Figure 7.

Aptamer RNA accumulation in viral, total, cytoplasmic, and nuclear RNA preparations. (a) Viral RNA was harvested from virus produced by transfection in the presence of aptamer. cDNA was synthesized from 200 ng of RNA and subjected to quantitative real-time-PCR using primers specific for 70N or 80N aptamers or reference RNAs (unspliced GAPDH for total RNA; spliced GAPDH for cytoplasmic RNA; U6snRNA for nuclear RNA; or human immunodeficiency virus-1 (HIV-1) gag for viral RNA). “No RT” controls were included for each sample, and each sample was assayed in triplicate. Each quantity was determined using the relative quantity (2^–ΔΔCT) method where samples were first normalized to the corresponding reference RNAs, then to the pcDNA3.1 control (set to 1), and averaged.
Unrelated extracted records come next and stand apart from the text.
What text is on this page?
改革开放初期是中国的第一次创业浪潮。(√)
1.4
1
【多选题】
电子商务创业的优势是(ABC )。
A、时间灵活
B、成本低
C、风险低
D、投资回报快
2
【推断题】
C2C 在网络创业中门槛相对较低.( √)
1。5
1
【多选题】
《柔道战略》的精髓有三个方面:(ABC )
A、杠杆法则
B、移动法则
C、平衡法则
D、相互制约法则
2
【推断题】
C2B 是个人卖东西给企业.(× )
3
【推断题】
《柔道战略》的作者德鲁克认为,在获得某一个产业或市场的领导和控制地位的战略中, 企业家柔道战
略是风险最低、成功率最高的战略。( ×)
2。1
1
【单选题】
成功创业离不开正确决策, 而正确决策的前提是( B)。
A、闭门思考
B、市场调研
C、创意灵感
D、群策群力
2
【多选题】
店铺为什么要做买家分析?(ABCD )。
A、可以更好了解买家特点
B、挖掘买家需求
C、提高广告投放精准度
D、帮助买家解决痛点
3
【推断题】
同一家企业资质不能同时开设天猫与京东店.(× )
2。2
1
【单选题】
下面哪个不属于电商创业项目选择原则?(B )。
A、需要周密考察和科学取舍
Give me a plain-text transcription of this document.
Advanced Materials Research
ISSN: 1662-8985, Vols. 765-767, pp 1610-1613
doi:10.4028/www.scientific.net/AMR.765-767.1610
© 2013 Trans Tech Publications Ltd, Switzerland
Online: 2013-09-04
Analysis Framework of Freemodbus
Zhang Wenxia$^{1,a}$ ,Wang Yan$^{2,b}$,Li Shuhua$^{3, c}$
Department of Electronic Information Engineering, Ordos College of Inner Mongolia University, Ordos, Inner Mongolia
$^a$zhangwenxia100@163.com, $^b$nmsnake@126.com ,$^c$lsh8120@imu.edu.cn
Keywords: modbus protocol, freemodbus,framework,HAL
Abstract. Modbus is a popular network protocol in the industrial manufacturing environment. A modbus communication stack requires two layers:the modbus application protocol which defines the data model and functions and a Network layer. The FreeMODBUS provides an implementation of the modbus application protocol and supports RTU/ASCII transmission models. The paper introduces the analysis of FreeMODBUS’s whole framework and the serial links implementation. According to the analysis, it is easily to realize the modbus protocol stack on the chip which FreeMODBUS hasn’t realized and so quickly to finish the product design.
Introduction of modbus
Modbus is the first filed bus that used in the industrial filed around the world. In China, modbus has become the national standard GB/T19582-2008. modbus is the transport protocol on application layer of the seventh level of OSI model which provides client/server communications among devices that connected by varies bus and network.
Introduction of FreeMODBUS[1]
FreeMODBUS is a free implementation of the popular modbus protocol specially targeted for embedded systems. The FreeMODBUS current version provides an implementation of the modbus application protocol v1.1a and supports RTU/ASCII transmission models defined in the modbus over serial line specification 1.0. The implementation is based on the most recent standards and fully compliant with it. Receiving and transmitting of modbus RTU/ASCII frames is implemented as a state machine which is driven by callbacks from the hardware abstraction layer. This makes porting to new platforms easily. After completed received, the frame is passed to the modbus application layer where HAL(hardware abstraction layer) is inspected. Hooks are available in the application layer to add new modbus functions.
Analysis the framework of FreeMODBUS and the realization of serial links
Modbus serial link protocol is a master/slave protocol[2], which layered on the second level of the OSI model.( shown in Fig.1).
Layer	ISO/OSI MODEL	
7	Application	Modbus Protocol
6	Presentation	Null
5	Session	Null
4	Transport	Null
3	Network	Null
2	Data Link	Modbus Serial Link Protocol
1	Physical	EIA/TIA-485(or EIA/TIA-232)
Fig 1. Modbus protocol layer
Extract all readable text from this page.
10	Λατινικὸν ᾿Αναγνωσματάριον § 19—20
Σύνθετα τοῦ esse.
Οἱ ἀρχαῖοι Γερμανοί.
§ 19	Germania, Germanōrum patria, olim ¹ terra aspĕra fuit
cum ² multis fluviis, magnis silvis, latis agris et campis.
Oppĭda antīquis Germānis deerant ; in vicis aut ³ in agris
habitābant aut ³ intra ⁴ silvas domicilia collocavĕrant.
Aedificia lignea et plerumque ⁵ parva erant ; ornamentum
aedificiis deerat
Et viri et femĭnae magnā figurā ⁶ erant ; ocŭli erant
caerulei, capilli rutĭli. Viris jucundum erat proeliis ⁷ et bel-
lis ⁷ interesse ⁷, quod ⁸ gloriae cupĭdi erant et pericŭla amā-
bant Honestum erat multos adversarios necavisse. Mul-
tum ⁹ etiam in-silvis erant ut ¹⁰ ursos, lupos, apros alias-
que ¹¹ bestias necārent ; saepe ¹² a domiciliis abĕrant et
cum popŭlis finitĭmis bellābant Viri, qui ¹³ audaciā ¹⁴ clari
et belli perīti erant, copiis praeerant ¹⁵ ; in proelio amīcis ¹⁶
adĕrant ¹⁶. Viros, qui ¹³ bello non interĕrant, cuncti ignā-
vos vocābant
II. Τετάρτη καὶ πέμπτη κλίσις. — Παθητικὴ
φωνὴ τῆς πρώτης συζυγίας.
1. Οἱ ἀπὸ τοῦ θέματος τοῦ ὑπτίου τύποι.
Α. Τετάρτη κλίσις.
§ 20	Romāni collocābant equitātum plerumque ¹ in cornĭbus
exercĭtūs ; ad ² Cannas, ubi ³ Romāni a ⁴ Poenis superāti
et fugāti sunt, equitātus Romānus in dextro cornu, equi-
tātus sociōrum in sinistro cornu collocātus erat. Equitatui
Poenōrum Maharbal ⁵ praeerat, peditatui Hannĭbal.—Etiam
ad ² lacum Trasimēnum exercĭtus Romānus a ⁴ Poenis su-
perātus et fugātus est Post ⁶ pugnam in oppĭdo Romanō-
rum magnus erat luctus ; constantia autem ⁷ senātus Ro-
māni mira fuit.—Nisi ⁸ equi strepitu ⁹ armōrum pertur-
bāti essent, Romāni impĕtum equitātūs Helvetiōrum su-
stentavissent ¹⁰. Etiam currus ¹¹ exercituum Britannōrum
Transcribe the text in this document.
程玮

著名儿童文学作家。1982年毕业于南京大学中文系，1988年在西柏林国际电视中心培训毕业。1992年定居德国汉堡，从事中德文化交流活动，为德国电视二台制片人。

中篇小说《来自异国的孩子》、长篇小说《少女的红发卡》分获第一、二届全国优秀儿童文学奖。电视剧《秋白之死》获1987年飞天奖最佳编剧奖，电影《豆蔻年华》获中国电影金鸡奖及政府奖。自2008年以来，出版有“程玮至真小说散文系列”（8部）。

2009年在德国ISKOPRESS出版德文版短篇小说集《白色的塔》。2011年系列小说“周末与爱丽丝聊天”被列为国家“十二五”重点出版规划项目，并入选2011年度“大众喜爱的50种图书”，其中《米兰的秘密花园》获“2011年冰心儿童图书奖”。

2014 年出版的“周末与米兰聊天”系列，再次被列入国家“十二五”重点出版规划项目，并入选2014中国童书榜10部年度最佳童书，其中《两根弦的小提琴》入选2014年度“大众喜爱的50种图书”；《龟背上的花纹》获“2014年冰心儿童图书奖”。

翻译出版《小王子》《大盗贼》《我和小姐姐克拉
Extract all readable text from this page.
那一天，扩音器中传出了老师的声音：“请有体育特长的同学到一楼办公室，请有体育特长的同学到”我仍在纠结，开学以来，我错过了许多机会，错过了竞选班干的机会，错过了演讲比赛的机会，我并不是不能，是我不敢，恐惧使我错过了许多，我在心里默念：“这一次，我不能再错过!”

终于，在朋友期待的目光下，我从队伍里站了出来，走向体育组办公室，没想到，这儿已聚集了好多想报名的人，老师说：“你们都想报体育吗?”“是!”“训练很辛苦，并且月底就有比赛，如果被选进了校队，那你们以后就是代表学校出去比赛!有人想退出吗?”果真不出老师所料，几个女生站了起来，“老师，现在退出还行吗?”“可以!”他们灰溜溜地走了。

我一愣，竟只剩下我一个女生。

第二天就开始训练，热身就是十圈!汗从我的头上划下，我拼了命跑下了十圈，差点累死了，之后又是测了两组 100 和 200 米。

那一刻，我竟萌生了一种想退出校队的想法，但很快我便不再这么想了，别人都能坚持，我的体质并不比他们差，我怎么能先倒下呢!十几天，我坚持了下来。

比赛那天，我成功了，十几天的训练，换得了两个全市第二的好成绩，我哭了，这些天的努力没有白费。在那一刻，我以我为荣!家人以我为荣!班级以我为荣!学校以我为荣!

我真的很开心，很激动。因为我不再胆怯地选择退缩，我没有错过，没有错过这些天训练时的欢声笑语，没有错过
Values are shown as the mean ± SD. One-way ANOVA and Student's t-test were performed to determine statistical significance as compared to the original expression context (*P < 0.05; ** P < 0.01; ***P < 0.001). Experiments were performed three times, and a representative experiment is shown. (b–d) Total RNA and cytoplasmic and nuclear RNA from fractionated cells were collected from 293FT cells transfected with aptamers (b) 70.05, (c) 70.15, or (d) 80.80. cDNA, qPCR, and data analysis were performed as in (a) using the corresponding reference RNAs.